Worth noting, in particular, is that it sets operation_class->threaded to FALSE to opt-out of base classs automated thread parallelization, and that it sets the methods get_required_for_output and get_cached_region to specify which areas (all) need to be computed for input buffers, and what extra data to compute when computing one sub-rectangle, (also all).

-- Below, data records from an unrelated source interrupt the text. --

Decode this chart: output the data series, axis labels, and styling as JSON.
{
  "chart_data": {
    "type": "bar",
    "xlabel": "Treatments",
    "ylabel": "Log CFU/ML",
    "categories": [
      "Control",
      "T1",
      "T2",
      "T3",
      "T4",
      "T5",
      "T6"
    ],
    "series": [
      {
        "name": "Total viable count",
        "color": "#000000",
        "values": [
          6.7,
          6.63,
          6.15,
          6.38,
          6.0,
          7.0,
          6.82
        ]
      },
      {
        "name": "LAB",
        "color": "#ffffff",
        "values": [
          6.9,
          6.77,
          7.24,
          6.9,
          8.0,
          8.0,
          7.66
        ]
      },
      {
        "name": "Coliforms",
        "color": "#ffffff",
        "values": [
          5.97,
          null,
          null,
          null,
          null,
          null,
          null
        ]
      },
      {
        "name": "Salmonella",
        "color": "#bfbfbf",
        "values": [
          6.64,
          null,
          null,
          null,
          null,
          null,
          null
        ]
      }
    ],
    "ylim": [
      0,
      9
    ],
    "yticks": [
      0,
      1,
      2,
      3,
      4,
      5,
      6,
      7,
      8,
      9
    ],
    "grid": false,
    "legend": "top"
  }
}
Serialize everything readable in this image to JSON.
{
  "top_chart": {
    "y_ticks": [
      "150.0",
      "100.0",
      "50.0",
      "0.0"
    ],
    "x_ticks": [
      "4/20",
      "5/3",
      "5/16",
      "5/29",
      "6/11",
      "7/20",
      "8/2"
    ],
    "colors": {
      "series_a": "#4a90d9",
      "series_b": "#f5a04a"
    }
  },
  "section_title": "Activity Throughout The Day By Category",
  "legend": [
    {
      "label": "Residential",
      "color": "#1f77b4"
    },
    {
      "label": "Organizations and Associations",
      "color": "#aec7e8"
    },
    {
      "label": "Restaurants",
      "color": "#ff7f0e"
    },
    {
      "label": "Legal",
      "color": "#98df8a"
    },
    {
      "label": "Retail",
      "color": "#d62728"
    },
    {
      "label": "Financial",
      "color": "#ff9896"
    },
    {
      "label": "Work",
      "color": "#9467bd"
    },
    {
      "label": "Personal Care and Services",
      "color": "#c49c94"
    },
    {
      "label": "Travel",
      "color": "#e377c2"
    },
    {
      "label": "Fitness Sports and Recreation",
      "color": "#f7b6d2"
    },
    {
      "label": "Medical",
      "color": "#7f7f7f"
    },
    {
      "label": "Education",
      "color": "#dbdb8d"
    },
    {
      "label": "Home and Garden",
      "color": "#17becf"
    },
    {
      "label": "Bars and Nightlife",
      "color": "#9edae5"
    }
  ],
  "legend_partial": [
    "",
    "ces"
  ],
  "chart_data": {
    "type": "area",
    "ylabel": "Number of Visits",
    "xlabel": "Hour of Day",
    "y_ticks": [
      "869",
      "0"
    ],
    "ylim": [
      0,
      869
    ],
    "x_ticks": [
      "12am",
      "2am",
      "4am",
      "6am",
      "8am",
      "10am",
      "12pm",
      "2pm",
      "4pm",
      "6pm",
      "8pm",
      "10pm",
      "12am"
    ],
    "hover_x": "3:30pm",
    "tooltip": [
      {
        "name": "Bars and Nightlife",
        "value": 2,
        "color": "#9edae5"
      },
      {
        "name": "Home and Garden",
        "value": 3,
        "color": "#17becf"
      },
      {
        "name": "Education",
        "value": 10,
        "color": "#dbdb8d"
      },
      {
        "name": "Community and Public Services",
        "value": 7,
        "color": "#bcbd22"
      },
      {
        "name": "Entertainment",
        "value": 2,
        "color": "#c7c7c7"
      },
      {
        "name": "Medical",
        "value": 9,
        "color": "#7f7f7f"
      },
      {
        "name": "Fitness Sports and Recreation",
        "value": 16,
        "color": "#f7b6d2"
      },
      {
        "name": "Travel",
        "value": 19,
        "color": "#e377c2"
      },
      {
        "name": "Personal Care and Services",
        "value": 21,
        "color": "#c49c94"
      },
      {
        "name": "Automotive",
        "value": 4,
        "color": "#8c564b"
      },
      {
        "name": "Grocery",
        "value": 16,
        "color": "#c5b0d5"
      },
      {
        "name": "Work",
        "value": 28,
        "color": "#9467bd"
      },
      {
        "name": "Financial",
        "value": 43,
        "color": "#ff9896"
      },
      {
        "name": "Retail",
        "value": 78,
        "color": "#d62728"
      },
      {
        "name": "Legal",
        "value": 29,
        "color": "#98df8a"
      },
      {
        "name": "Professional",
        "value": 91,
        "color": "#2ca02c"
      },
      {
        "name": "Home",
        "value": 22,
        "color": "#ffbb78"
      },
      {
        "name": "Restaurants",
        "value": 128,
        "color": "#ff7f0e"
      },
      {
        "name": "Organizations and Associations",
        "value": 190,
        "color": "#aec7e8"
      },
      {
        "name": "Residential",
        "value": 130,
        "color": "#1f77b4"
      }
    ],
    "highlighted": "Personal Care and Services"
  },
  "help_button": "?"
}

/pippin - http://pippin.gimp.org/

2017-12-27 05:04:34 UTC (over 6 years ago)
postings
4

Creating a new operation for GEGL

Hello Øyvind Kolås

Thank you very much for your help! The filter is working now.

Is it possible to manually create/manage threads inside a GEGL operation? This would improve our filter a bit.

Thanks! Felipe

I didn't originally see your email, since it went to the gimp-user mailing-list rathern than to gimp-developer or gegl-developer.

For an example of an operation that needs the full input to be available to be able to do processing, have a look at gegl:stretch-contrast
https://git.gnome.org/browse/gegl/tree/operations/common/stretch-contrast.c

Worth noting, in particular, is that it sets operation_class->threaded to FALSE to opt-out of base classs automated thread parallelization, and that it sets the methods get_required_for_output and get_cached_region to specify which areas (all) need to be computed for input buffers, and what extra data to compute when computing one sub-rectangle, (also all).

/pippin - http://pippin.gimp.org/

Øyvind Kolås
2018-01-01 15:38:56 UTC (over 6 years ago)

Creating a new operation for GEGL

On Wed, Dec 27, 2017 at 6:04 AM, felipeek2 wrote:

Thank you very much for your help! The filter is working now.

Is it possible to manually create/manage threads inside a GEGL operation? This would improve our filter a bit.

When opting out of threading, like outlined in prior response, you are free to manage threads; ideally using the multi- threading APIs of glib which are platform independent. The GeglBuffer API itself is written to be thread safe.